It Was Set to Be a Dump. Then, 'Largest Find of Its Kind'

Human-built pits in Mexico believed to be first known woolly mammoth traps
By Arden Dier,  Newser Staff
Posted Nov 7, 2019 9:30 AM CST
It Was Set to Be a Dump. Then, 'Largest Find of Its Kind'
Mammoth bones are seen at an excavation site in Tultepec, Mexico.   (Meliton Tapia/Mexico's National Institute of Anthropology and History via AP)

Humans were hunting woolly mammoths with traps some 15,000 years ago, according to a first-of-its-kind discovery. Archaeologists working the site of a planned garbage dump in Tultepec, Mexico, say they've found two pits used to capture the animals, as well as 824 bones from at least 14 mammoths—some of which show evidence of hunting. The mammoth remains alone represent "the largest find of its kind ever made," Mexico's National Institute of Anthropology and History says, per Phys.org. They represent "a watershed, a turning point in what we until now imagined to be the interaction between hunter-gatherers with these huge herbivores," says the institute's director, per the BBC.

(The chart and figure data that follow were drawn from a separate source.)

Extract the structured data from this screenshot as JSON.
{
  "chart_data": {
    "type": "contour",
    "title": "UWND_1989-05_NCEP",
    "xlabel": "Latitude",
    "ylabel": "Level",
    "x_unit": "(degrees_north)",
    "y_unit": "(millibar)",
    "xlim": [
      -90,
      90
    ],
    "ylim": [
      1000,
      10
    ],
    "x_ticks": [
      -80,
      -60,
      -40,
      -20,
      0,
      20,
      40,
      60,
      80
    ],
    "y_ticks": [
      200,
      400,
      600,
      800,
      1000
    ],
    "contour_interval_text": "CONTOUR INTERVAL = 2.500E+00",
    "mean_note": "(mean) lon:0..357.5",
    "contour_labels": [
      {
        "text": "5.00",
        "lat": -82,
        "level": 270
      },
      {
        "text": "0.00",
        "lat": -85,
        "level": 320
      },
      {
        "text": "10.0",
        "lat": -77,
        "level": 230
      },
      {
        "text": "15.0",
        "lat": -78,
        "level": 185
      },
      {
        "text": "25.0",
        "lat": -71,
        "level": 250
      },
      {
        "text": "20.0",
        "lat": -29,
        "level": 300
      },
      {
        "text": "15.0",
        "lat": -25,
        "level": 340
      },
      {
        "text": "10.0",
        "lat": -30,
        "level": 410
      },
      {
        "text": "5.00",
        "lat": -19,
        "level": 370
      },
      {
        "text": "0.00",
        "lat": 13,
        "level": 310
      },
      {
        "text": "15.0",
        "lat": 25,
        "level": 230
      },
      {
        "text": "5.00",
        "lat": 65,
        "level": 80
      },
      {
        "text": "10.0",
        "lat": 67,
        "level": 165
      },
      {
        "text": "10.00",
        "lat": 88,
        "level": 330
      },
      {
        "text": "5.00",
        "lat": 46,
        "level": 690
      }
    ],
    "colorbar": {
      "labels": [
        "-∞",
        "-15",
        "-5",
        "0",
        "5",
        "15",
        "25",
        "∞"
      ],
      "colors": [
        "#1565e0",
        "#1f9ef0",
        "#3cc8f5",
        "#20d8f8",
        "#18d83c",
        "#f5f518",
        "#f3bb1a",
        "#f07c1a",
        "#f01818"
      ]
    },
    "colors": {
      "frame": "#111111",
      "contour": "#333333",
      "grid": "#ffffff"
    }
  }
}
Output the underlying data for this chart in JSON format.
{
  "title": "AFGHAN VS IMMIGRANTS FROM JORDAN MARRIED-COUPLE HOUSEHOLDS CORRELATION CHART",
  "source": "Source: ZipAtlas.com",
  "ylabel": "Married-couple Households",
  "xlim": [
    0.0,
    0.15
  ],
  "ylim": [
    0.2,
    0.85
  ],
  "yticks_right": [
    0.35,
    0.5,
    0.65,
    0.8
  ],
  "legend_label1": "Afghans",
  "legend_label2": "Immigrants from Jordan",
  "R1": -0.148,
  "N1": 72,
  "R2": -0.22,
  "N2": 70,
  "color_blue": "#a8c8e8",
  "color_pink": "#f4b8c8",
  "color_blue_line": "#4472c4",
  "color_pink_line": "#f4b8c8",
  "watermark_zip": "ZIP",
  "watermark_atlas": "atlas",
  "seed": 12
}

Archaeologists previously thought early humans only killed mammoths that were injured or trapped. But the human-built pits, some 80 feet across and 5 1/2 feet deep, suggest mammoth hunts were planned. Per the BBC, "early hunters may have herded the elephant-sized mammals into the traps using torches and branches." Researchers, who've been digging at the site for 10 months, say at least five mammoth herds occupied the region, along with horses and camels, remains of which were also found. It's unclear if a dump will still be set up on the site, per the AP. (Mammoths might get new protections despite being extinct, though that could change, too.)